The concept: By day, The Depanneur acts as a particularly green-focused grocery store and café. Cooking essentials like organic produce and dairy line the shelves, while coffee (from I Deal $2-$4), breakfast sandwiches ($3-$4) and organic ice cream (from Organic Meadow, $1-$3.50) sate the to-go crowd. Particularly observant patrons may notice that nearly all the furniture is on wheels: the interior makeup of the place is mutable to make room for The Deppaneur’s alter-ego, the Rusholme Park Supper Club. Currently in its beta-testing stage, Senater would like to see the supper club as a regularly-occurring event hosted by different chefs and food-lovers. The host will be responsible for a prix-fixe menu and will join the guests in a family-style dinner. Ideally, theme nights will occur: a literary themed dinner, perhaps, or a musical dinner where the dishes are based on songs. For Senater, the space is all about creating a unique experience.

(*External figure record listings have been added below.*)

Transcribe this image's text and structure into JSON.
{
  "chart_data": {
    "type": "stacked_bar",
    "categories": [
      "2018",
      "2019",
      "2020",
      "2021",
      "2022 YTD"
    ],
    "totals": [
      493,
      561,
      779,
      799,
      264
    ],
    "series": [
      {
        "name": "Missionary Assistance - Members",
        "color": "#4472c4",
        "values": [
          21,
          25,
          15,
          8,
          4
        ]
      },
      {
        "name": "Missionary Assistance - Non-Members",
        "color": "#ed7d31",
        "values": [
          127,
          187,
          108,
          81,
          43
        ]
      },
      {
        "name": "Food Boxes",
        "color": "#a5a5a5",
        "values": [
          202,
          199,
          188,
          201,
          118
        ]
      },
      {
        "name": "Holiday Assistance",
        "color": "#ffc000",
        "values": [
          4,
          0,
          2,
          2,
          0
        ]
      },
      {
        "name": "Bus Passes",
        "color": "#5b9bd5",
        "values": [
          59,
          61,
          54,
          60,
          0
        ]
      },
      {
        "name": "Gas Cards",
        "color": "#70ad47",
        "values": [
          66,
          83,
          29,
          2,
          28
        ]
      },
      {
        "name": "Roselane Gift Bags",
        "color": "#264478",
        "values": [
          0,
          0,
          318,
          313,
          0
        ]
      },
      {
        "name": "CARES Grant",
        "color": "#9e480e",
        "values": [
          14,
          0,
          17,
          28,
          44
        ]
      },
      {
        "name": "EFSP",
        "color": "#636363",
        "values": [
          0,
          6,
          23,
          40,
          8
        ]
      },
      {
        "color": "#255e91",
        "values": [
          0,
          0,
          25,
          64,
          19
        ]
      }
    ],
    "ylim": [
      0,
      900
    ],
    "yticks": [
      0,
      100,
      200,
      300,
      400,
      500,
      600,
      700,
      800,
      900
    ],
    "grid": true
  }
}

The décor is a hodgepodge of used, reclaimed and found items: dangling by the windows are old 1000-watt agricultural bulbs that Senater found on the street and refurbished (he calls his creation a “grow-op chandelier”). The mismatched wood flooring is comprised of leftover hardwood picked up from various Craigslist ads, while the dishware was donated from residents in the area. “The Depanneur,” Senater says, “is very much by the neighbourhood, for the neighbourhood.”
The hood: College Street, near Dovercourt, on the outskirts of Little Portugal.
The goods: The Depanneur’s produce is organic in the truest sense (certified organic items can still contain organic pesticides, Senater says). Sourced from Prairie Boy Farms in Meaford, Ontario, the produce is grown with zero pesticides or additives of any kind. The garlic ($1.50), Senater says, is so packed with flavour that those used to traditional grocery store garlic may need to change their recipes. Dairy comes largely from Harmony Organic, while loaves of fresh bread from St Johns Bakery arrive regularly.